I guess I just don’t have much in common with some of my old classmates or people in my childhood hometown.  Sure I had cool friends and enjoyed school activities like playing football and doing speech.  Yet I never felt like I really fit in back during my younger days.  Could have had problems with paranoia even as a child.  It also didn’t help that I spent the last two years of high school with a developing mental illness and not seeking help for it.  But we didn’t know back then.  We didn’t have the information easily available to us twenty years ago, certainly not like now.  I definately loved college, in part because I was seeking help and getting regular treatments.

I am trying to get out of the habit of offering recent graduates advice other than “stay flexible.”  I don’t tell anyone what career fields to look into anymore.  For beginners, we don’t know what jobs will be in demand in ten years anymore.  Many people can’t afford even going to state university without going into heavy debt anymore.  I’m glad I had good scholarships in college and got help from home.  I graduated debt free and that has saved my hide more than once.

It’s sad that so many people have crushing debts from school before they even begin a career.  I have far too many friends struggling with student debts even in their thirties.  And it’s absolutely asinine and unforgivable that student loans can’t be discharged in bankruptcy.  I don’t think college is viable for most kids anymore simply because of how out of control the costs have become.  An eighteen year old right out of high school would be better off doing an apprenticeship, going to trade school, or joining the military in most cases it seems.  Some kids might be better off moving overseas and looking for work in East Asia or Europe anymore.  A college friend of mine teaches high school in Netherlands and absolutely loves it as far as I can tell.  A cousin of mine lived in Japan for three years while her husband was stationed over there in the military.  It might not be such a bad idea.  National borders mean less now than they did even twenty years ago.

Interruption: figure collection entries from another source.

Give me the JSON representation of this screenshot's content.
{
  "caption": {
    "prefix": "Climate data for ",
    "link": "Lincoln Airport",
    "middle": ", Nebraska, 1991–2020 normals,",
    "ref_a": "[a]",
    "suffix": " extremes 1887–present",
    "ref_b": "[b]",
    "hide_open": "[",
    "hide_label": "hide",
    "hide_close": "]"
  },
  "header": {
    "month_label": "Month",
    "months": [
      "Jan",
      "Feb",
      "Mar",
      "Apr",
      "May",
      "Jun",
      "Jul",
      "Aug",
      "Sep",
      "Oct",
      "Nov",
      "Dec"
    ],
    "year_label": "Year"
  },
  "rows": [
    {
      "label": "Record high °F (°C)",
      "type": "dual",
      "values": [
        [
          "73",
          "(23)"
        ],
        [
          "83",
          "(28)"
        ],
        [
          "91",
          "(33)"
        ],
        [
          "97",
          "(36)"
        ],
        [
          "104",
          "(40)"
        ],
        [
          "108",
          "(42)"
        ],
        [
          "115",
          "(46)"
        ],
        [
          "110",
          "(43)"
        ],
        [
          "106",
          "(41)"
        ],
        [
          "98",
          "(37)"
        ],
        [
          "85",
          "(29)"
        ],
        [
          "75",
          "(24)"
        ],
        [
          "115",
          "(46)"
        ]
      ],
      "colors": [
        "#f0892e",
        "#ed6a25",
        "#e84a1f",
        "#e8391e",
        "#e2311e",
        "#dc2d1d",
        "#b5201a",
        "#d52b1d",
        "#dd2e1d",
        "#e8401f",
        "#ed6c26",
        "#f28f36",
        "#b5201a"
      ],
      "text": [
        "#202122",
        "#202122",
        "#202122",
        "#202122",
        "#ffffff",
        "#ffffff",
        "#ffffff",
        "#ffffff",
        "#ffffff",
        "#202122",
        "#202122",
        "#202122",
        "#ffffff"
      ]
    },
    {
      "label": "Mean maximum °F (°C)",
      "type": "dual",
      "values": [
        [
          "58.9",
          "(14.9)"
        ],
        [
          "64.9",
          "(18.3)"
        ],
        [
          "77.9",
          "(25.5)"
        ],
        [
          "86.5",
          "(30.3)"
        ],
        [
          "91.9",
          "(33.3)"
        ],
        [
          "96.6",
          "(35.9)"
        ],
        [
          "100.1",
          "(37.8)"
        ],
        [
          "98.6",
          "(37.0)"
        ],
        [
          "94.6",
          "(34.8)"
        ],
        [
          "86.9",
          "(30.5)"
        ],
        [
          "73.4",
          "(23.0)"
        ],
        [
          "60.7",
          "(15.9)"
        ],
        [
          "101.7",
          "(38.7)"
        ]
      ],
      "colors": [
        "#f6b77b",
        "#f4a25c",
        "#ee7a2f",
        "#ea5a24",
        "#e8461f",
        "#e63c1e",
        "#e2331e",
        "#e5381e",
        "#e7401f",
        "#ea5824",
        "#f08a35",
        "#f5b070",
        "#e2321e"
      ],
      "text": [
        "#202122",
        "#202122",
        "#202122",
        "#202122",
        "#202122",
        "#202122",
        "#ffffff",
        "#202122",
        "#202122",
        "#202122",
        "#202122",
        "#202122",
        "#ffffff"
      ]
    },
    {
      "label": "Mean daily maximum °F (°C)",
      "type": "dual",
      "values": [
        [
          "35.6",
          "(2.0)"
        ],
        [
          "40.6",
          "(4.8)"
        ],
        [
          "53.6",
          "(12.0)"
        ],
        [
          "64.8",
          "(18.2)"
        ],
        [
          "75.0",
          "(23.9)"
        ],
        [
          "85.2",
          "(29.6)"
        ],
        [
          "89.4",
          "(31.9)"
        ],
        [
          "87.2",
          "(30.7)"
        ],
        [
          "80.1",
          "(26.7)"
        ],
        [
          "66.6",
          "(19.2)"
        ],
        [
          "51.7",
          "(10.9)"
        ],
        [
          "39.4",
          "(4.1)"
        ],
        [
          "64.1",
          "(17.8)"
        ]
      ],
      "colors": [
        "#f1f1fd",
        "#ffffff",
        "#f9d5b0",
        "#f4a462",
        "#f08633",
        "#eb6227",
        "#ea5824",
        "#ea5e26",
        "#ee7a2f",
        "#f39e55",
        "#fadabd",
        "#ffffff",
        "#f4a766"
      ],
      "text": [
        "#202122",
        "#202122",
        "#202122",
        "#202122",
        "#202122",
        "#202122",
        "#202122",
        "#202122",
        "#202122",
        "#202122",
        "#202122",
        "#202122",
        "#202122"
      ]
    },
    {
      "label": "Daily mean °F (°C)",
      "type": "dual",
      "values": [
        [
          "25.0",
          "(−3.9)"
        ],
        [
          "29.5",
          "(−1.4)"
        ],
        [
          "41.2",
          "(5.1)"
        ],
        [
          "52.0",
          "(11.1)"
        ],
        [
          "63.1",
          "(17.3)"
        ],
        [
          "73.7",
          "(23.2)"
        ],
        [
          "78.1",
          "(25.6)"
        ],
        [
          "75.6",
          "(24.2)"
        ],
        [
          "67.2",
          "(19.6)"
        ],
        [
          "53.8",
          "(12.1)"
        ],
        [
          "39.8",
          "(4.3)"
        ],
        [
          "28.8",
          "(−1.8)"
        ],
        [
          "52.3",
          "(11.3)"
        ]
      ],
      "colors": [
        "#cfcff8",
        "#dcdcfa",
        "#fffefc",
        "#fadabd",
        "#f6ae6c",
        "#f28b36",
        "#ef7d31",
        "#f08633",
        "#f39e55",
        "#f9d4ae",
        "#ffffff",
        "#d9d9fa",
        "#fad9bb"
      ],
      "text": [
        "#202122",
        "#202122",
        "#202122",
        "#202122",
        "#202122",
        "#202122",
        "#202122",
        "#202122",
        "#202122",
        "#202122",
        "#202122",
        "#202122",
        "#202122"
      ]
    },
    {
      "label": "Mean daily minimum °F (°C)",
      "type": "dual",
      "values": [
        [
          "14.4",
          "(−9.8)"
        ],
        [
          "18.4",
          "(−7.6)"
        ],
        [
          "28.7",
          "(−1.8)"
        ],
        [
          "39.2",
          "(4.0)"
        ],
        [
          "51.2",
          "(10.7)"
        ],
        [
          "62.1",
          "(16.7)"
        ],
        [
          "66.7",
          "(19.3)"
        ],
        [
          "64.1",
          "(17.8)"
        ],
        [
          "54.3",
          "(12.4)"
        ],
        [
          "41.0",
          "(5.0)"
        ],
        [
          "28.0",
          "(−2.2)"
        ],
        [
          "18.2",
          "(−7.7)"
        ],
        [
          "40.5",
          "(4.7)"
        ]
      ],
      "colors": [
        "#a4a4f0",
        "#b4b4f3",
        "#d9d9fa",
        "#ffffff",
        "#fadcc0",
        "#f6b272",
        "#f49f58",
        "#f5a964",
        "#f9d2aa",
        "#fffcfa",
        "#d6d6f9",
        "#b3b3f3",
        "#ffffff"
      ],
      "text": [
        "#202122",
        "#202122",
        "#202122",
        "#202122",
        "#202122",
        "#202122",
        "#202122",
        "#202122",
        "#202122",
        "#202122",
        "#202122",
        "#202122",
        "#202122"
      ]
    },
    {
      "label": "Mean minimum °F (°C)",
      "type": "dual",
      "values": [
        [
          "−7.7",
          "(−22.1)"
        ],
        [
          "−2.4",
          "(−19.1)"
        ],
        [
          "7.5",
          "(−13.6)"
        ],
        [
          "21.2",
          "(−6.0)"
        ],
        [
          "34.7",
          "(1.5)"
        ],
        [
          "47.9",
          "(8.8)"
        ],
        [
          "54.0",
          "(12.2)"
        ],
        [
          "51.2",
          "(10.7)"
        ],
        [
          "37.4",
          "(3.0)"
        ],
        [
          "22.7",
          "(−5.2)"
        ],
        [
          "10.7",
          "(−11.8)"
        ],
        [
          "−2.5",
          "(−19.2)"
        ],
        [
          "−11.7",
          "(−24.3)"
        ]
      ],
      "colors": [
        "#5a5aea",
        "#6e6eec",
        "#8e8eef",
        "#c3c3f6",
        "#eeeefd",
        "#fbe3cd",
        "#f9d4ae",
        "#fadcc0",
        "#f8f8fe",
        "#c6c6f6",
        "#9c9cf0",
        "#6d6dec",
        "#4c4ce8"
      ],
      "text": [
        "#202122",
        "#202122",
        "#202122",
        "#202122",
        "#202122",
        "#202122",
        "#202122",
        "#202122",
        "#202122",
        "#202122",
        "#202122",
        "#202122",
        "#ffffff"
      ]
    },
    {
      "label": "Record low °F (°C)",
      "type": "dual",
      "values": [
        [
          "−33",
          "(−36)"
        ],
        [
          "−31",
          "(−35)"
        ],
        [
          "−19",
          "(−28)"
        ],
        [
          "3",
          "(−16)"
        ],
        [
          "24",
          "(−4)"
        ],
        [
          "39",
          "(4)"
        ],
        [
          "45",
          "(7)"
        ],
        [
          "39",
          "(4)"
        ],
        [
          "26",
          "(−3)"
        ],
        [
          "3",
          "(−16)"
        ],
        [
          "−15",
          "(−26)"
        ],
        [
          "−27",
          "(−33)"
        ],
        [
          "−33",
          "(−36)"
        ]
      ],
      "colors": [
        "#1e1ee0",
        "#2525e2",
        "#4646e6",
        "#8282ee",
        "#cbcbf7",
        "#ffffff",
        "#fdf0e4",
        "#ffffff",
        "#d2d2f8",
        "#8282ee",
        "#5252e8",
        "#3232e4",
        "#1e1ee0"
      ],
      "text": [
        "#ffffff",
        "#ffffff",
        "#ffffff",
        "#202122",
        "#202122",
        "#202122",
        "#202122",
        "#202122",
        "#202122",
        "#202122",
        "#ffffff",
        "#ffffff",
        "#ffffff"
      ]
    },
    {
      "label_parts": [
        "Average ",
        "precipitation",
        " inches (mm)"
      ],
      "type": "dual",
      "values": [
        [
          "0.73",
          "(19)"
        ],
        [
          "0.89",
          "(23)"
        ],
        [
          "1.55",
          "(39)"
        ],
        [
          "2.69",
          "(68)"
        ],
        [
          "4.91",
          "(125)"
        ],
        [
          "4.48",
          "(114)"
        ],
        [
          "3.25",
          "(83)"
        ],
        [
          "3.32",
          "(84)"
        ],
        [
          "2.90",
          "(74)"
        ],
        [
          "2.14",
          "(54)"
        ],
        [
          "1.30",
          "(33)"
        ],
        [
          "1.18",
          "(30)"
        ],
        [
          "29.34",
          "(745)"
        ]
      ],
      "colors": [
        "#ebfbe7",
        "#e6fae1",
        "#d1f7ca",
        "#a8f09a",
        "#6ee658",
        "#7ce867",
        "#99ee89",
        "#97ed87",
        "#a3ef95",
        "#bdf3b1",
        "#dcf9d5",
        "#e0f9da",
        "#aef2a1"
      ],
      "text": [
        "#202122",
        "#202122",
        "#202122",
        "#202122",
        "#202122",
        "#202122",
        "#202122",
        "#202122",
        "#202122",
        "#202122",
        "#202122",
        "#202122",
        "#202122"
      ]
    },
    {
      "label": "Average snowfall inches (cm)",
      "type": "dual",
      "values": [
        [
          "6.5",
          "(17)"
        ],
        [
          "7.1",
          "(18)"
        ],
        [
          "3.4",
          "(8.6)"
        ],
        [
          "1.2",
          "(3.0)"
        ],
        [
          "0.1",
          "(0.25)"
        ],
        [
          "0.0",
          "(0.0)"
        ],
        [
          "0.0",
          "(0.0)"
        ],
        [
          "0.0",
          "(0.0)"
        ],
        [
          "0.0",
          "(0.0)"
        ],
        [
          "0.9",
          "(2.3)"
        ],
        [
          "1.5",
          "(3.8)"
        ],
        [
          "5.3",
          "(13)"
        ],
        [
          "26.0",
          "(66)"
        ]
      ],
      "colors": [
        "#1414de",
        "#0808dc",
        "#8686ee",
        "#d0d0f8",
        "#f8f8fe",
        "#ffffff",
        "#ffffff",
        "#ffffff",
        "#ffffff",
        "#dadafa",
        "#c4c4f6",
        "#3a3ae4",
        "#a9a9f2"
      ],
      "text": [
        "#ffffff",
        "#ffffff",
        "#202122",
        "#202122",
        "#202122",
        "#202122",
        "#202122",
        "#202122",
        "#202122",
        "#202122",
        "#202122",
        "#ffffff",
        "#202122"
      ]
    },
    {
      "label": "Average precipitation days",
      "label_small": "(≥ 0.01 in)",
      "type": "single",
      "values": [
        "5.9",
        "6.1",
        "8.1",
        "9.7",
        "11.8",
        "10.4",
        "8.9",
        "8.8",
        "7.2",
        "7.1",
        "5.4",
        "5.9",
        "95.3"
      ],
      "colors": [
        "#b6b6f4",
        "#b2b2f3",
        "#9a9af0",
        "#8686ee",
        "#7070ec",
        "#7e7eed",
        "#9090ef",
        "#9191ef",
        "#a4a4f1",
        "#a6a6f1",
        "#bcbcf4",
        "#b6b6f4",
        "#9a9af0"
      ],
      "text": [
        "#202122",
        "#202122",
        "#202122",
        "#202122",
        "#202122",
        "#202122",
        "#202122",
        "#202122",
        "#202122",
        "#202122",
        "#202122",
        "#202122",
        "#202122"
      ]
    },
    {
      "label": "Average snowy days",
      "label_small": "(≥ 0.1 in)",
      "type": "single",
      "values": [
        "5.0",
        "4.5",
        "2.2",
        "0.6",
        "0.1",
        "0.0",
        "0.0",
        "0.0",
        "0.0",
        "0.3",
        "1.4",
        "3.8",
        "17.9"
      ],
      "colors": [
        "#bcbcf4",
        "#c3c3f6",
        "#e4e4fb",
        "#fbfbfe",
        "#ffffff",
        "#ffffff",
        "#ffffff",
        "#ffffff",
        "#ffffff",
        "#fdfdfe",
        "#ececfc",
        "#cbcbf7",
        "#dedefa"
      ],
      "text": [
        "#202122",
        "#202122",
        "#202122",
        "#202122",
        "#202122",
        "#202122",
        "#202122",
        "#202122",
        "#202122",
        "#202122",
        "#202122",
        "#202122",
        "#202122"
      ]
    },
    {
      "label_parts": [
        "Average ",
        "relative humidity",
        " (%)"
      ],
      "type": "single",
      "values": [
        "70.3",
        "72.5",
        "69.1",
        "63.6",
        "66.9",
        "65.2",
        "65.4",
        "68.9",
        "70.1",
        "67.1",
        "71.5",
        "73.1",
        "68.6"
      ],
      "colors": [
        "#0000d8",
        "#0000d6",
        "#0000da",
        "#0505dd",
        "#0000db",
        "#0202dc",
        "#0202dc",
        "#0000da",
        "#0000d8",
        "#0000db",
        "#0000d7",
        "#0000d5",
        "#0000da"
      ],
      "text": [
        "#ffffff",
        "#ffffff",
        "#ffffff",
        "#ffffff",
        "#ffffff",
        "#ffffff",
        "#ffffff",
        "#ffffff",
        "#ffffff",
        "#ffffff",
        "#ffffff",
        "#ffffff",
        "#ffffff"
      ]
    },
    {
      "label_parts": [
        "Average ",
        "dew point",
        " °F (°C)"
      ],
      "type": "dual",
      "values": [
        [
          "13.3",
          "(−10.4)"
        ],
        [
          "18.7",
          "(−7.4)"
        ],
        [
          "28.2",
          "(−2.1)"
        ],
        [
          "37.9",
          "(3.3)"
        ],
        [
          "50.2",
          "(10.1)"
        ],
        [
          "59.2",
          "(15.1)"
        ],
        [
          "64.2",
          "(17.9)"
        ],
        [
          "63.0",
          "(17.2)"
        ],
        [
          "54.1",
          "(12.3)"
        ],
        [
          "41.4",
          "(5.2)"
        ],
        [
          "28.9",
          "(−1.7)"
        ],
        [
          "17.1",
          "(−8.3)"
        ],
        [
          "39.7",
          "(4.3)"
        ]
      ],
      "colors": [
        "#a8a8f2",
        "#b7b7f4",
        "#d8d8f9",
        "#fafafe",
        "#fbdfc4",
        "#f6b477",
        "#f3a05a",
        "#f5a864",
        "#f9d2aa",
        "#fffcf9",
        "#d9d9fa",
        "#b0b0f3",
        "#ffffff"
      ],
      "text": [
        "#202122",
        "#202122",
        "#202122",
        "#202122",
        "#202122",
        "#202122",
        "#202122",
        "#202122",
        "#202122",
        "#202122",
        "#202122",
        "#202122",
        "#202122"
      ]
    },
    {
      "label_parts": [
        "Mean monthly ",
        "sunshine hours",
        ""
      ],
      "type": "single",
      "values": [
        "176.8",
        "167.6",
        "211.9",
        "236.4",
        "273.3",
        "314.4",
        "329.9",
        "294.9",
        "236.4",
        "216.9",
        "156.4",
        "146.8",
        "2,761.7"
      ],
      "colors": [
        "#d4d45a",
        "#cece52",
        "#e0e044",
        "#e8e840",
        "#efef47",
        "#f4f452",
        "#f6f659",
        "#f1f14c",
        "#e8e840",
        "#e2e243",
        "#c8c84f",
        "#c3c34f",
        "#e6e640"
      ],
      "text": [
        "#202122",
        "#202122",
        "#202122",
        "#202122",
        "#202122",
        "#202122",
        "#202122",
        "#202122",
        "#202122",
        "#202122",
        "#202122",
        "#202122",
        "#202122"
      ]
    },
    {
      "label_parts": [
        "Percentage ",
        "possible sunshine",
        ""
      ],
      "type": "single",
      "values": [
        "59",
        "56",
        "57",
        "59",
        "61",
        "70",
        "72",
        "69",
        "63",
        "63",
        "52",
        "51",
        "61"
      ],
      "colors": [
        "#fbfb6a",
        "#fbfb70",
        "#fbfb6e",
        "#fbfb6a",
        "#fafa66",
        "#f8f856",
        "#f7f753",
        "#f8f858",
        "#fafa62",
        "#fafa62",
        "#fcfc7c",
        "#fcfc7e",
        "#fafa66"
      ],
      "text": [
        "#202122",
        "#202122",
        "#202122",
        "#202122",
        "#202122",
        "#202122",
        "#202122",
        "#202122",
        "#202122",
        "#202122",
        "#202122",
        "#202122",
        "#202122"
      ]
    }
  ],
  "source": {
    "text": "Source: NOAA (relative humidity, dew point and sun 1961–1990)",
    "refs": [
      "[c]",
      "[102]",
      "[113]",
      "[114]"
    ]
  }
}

I try not to offer advice, not because I don’t care.  It’s because we no longer know what the future holds, at least not in terms of in demand careers.  I blog on a regular basis yet that was in it’s early days when I was in high school and college.  Youtube or social media didn’t exist when I was in high school.  Amazon was just getting started in the 1990s.  And of course smart phones didn’t exist and AI was nowhere near as good as it is now.  Renewable energy tech like wind and solar are becoming more affordable and in many cases now competitive with old style fossil fuels.  That wasn’t the case even fifteen years ago.  While many older jobs are definitely going away or getting drastically reduced, there are likely going to be others taking their place.  What if instead of economic Armageddon we were actually heading for one of the biggest industrial and economic booms in history?  What if instead of ecological collapse we solved the problems of air and water pollution?  We have people working on those problems, and many others as I write this.  I once read that in America during the Great Depression of the 1930s, more self made millionaires were made in that decade than in any other before that.  Yet we often think it was a hellish time.  For many people, it was. Yet for others, it was a time of opportunity as well.

It seems to me that during times of distress and upheaval (like we are living now) there are also opportunities as well.  I may be mentally ill, but I also have an outlet to talk about it and hopefully offer help others that I didn’t have in my younger years.  I have pretty decent treatments when had I grown up in my grandmother’s generation I would have spent the rest of my life in an institution or prison.  Sure I have gained a lot of weight over the course of this illness and my physical health has declined, yet I still have a sharp mind and am stable in spite the illness.  Overall I’m pretty happy.  Maybe not all the time, but then no one is continually blissful at all times anymore than people are always physically healthy.  I doubt I would have ever become a blogger if I didn’t become mentally ill.